Anyway, I'd like to share a couple of quotes from Erich Gamma that I greatly
appreciated...
"Do not start immediately throwing patterns into a design, but use
them as you go and understand more of the problem. Because of this I
really like to use patterns after the fact, refactoring to patterns. One
comment I saw in a news group just after patterns started to become more
popular was someone claiming that in a particular program they tried to
use all 23 GoF patterns. They said they had failed, because they were
only able to use 20. They hoped the client would call them again to come
back again so maybe they could squeeze in the other 3. Trying to use all
the patterns is a bad thing, because you will end up with synthetic
designs—speculative designs that have flexibility that no one needs.

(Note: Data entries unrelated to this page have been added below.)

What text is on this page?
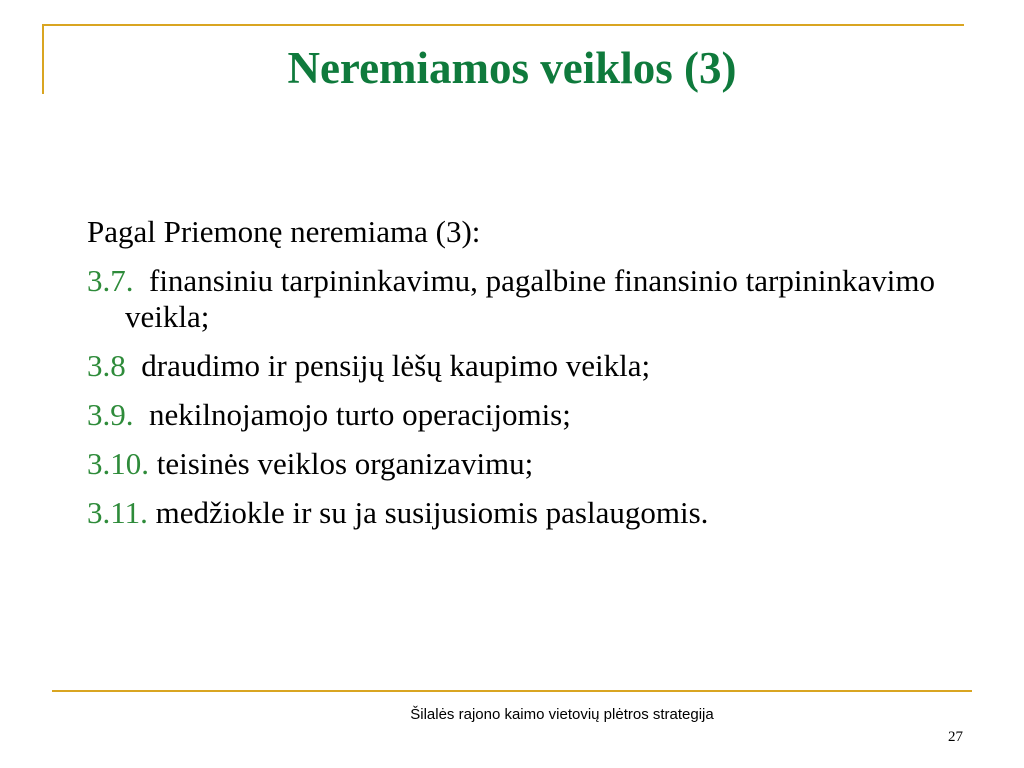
Neremiamos veiklos (3)

Pagal Priemonę neremiama (3):

3.7. finansiniu tarpininkavimu, pagalbine finansinio tarpininkavimo veikla;

3.8 draudimo ir pensijų lėšų kaupimo veikla;

3.9. nekilnojamojo turto operacijomis;

3.10. teisinės veiklos organizavimu;

3.11. medžiokle ir su ja susijusiomis paslaugomis.

Šilalės rajono kaimo vietovių plėtros strategija
27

These days software is too complex. We can't afford to speculate what
else it should do. We need to really focus on what it needs.

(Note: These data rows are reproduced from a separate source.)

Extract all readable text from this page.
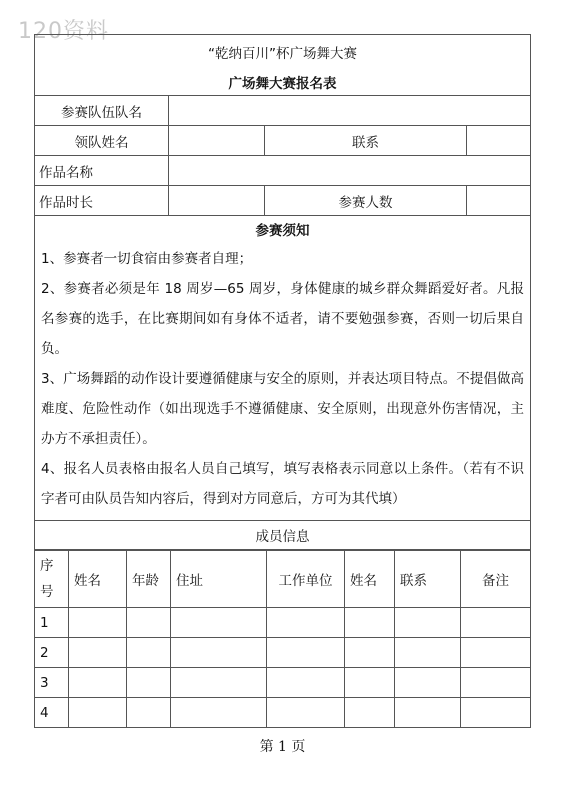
120资料
“乾纳百川”杯广场舞大赛			
广场舞大赛报名表			
参赛队伍队名			
领队姓名		联系	
作品名称			
作品时长		参赛人数	
参赛须知			

1、参赛者一切食宿由参赛者自理；

2、参赛者必须是年 18 周岁—65 周岁，身体健康的城乡群众舞蹈爱好者。凡报名参赛的选手，在比赛期间如有身体不适者，请不要勉强参赛，否则一切后果自负。

3、广场舞蹈的动作设计要遵循健康与安全的原则，并表达项目特点。不提倡做高难度、危险性动作（如出现选手不遵循健康、安全原则，出现意外伤害情况，主办方不承担责任）。

4、报名人员表格由报名人员自己填写，填写表格表示同意以上条件。（若有不识字者可由队员告知内容后，得到对方同意后，方可为其代填）			

成员信息			
序
号	姓名	年龄	住址	工作单位	姓名	联系	备注
1							
2							
3							
4							
第 1 页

That's why I like refactoring to
patterns. People should learn that when they have a particular
kind of problem or code smell, as people call it these days, they can go
to their patterns toolbox to find a solution."
"I duplicate the code once. I duplicate it twice. And then, wow, I
had to duplicate it again. At this point the abstraction process starts.
So, I say, it would be really nice if this class would allow me to plug
in this custom behavior so that I do not have to duplicate the rest."
"When we started exploring frameworks years ago, we had big hopes for
them. We thought the way to create software was to build high-level,
domain-specific frameworks, and then you just customize them and reuse
all the design that is codified into them. That was the reuse nirvana.
Since then, I've gotten a little more realistic, because I have learned
that it's hard to create highly reusable frameworks."
"A lot of the patterns are about extensibility and reusability. When you
really need extensibility, then patterns provide you with a way to
achieve it and this is cool. But when you don't need it, you should keep
your design simple and not add unnecessary levels of indirection."